The Manifold GIS generalizes the notion of overlay to include spatial proximity, for example lines that touch areas, and areas that are adjacent to (immediate neighbors of) other areas. The full set of permitted methods is shown in Table 4‑3.

Table 4‑3 Spatial overlay methods, Manifold GIS


Contained

Containing

Intersecting

Boundary

Touching

Neighboring

Areas, A

A,L,P

A

A,L

P

A,L

A,L

Lines, L

L,P

A,L

A,L

P

A,L

A,L

Points, P


A,L



P

A,L

Manifold also permits polygons within a layer to be overlapping, which can result in more complex output patterns. In all cases the Manifold Spatial Overlay process transfers data (fields) from a source object (set of features of the same type) to a target object (also a set of features of the same type) according to transfer rules. These rules specify how the data fields are to be transferred (e.g. copied, summed) conditional upon the spatial overlay method. As such they are rather like an SQL "Update table" or "Create table" command, subject to "Where" conditions.

Polygon-on-polygon overlay, which is a relatively common procedure, frequently results in the creation of very small thin polygons known as slivers. These may be the genuine result of an overlay operation (i.e. valid objects and data) or they may be artifacts, created as a result of differences in the original data capture, manipulation or storage process associated with A and B, even though they should exactly match in places. Such slivers may be removed automatically during the overlay operation, usually by setting tolerance levels, or by post-processing, e.g. removing all polygons with a width less than a tolerance value and replacing these with an arc along the sliver centerline or assigning them to the largest adjacent polygon (e.g. in ArcGIS use the ELIMINATE function in ArcToolbox; in Manifold use the Normalize Topology function).
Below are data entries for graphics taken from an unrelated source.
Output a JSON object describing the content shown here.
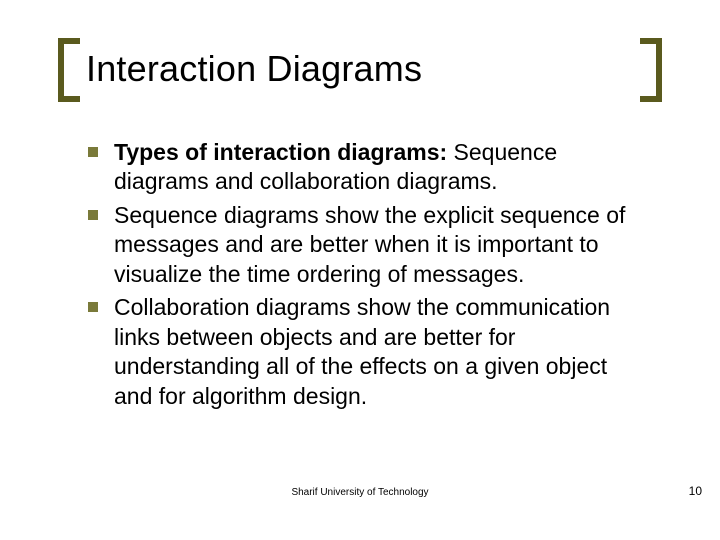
{
  "title": "Interaction Diagrams",
  "bullets": [
    {
      "bold": "Types of interaction diagrams:",
      "rest": " Sequence diagrams and collaboration diagrams."
    },
    {
      "bold": "",
      "rest": "Sequence diagrams show the explicit sequence of messages and are better when it is important to visualize the time ordering of messages."
    },
    {
      "bold": "",
      "rest": "Collaboration diagrams show the communication links between objects and are better for understanding all of the effects on a given object and for algorithm design."
    }
  ],
  "footer": "Sharif University of Technology",
  "page": "10",
  "colors": {
    "bracket": "#5a5a1e",
    "bullet": "#7a7a3a",
    "text": "#000000",
    "bg": "#ffffff"
  },
  "fontsize": {
    "title": 36,
    "body": 23,
    "footer": 10,
    "page": 12
  }
}
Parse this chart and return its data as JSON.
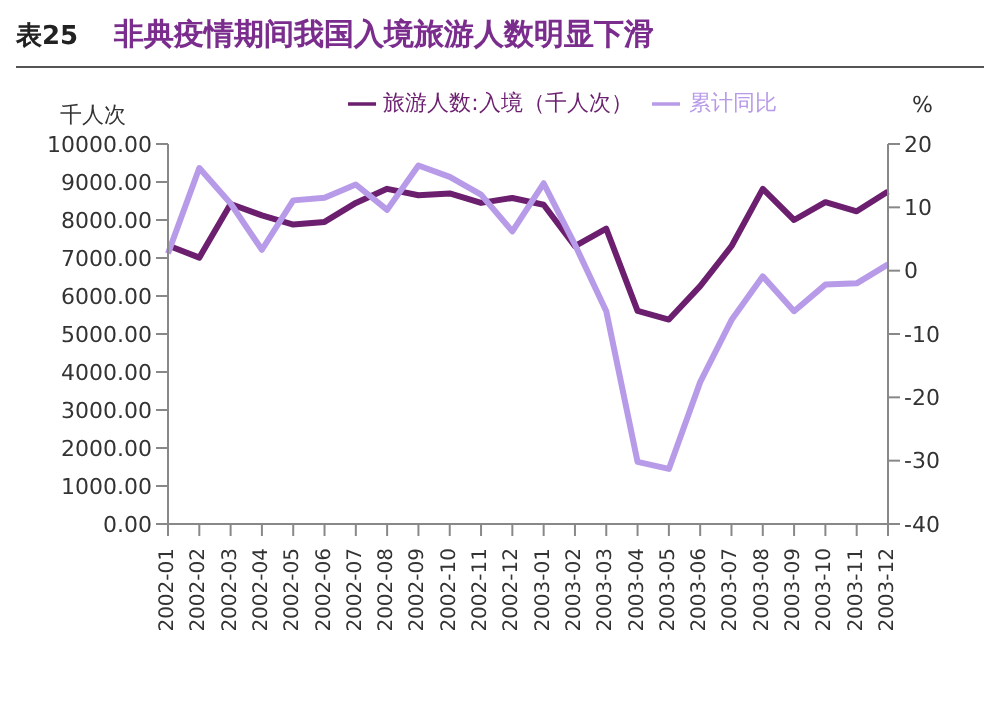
{
  "chart_data": {
    "type": "line",
    "title": "表25",
    "subtitle": "非典疫情期间我国入境旅游人数明显下滑",
    "ylabel": "千人次",
    "y2label": "%",
    "categories": [
      "2002-01",
      "2002-02",
      "2002-03",
      "2002-04",
      "2002-05",
      "2002-06",
      "2002-07",
      "2002-08",
      "2002-09",
      "2002-10",
      "2002-11",
      "2002-12",
      "2003-01",
      "2003-02",
      "2003-03",
      "2003-04",
      "2003-05",
      "2003-06",
      "2003-07",
      "2003-08",
      "2003-09",
      "2003-10",
      "2003-11",
      "2003-12"
    ],
    "series": [
      {
        "name": "旅游人数:入境（千人次）",
        "color": "#6b1f6e",
        "values": [
          7330,
          7010,
          8420,
          8120,
          7880,
          7950,
          8450,
          8820,
          8650,
          8700,
          8450,
          8580,
          8400,
          7310,
          7770,
          5610,
          5380,
          6260,
          7310,
          8820,
          8000,
          8470,
          8230,
          8750
        ]
      },
      {
        "name": "累计同比",
        "color": "#b89be8",
        "axis": "y2",
        "values": [
          2.7,
          16.2,
          10.6,
          3.3,
          11.1,
          11.5,
          13.6,
          9.6,
          16.6,
          14.8,
          12,
          6.2,
          13.8,
          4.1,
          -6.4,
          -30.2,
          -31.3,
          -17.6,
          -7.8,
          -0.9,
          -6.4,
          -2.2,
          -2,
          1
        ]
      }
    ],
    "ylim": [
      0,
      10000
    ],
    "yticks": [
      {
        "value": 0,
        "label": "0.00"
      },
      {
        "value": 1000,
        "label": "1000.00"
      },
      {
        "value": 2000,
        "label": "2000.00"
      },
      {
        "value": 3000,
        "label": "3000.00"
      },
      {
        "value": 4000,
        "label": "4000.00"
      },
      {
        "value": 5000,
        "label": "5000.00"
      },
      {
        "value": 6000,
        "label": "6000.00"
      },
      {
        "value": 7000,
        "label": "7000.00"
      },
      {
        "value": 8000,
        "label": "8000.00"
      },
      {
        "value": 9000,
        "label": "9000.00"
      },
      {
        "value": 10000,
        "label": "10000.00"
      }
    ],
    "y2lim": [
      -40,
      20
    ],
    "y2ticks": [
      -40,
      -30,
      -20,
      -10,
      0,
      10,
      20
    ],
    "grid": false,
    "legend": "top",
    "marker": "none",
    "line_style": "solid"
  }
}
Overlays involve operations where two distinct sets of spatial object are combined in particular manner, visualized as overlaying one upon the other. Many other forms of combination are possible. For example, with a single layer of polygons, boundaries between polygons could be removed (dissolved) if the polygons are adjacent/share a common boundary and meet certain criteria. The attributes of the newly formed polygon will be the sum or some other measure of the component parts. If a new map layer is created by this process rather than an existing layer modified the process is sometimes described as merging rather than dissolving.

Manifold permits the use of the Dissolve operation on lines and points as well as polygons. In the case of lines, multiple line segments are replaced with a single line segment, whilst with points multiple points are replaced by a single center point. The attribute used to guide the dissolve process may be transferred to the new object(s) as: Blank (i.e. do not transfer values for this field); Average; Count; Maximum; Minimum; Sample (randomly chosen value from the original object); or Sum. Other fields are transferred according to transfer rules set for each field.

ArcGIS supports two additional composite operations: Erase and Symmetric difference. In the Erase operation objects in A overlaid on B result in the removal of those parts of B that intersect with A (essentially the NOT operation of GRASS). Symmetric difference is similar to Erase, but those parts of A that do not intersect with B are included in the output set also (essentially the XOR operation we described earlier for GRASS). In addition ArcGIS supports operations such as Split, Append (a merge operation) and Integrate, which combine or separate features according to well-defined rules. Collectively within ArcGIS these various facilities are described as Geoprocessing Tools, and in ArcGIS V8 were available via a “Geoprocessing Wizard” but in ArcGIS V9 are provided in ArcToolbox as separately identified functions.